Thanks to the island’s proximity to the mainland the shipment of supplies was never really a problem. Initially distilled sea water was brought to the island in water supply ships and then stored in an elevated water tank. This was then distributed to communal water hydrants located throughout the island. In 1957 an underwater pipe from nearby Sanwamachi was laid in leading to the lifting of water rations for the first time in the island’s history. Around this time use of propane was also introduced replacing the use of coal for fuel and heating. During its heyday the island was the most densely populated place on the planet. In 1959 the population density was 83,500 people per square kilometre for the island as a whole and 139,100 per square kilometre for the residential district, the highest ever recorded. The effect of the cramped conditions and on the island’s inhabitants can only be guessed.
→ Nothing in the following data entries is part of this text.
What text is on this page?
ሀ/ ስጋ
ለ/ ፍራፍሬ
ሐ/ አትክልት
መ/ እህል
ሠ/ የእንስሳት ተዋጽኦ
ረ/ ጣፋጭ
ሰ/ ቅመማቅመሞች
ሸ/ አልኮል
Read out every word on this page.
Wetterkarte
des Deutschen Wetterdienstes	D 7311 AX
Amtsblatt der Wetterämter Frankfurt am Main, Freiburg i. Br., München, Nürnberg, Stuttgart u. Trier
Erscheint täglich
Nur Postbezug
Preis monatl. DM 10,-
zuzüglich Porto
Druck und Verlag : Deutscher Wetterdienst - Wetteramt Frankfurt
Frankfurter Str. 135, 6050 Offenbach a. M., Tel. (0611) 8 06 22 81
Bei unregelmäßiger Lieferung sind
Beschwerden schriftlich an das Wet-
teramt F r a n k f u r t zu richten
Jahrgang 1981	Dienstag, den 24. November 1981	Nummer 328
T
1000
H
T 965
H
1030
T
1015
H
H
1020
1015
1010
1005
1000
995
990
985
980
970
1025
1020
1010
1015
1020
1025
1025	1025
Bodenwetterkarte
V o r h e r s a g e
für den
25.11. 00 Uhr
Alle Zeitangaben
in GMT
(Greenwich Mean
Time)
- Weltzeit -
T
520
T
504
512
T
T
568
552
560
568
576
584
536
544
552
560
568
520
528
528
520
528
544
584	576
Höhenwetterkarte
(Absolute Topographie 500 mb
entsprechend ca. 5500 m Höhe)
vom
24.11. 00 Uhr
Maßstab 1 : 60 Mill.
Thanks in part to the increased demand for coal fuelled by Japanese involvement in the Second World War the island reached a peak production of 410,000 tons in 1941. But as petroleum became a more desirable fuel than coal throughout the 1960s the mine’s output dwindled. Eventually, in January 1974, Mitsubishi officially announced the mine’s closure. Three months later the island was deserted.
In 2008, the Japanese authorities decided that Hashima was to be put on the interim list to potentially become a UNESCO World Heritage Site though no firm decisions have been made since. But whatever the future holds, it remains a unique, if distinctly eerie, record of a country’s rapid industrialisation.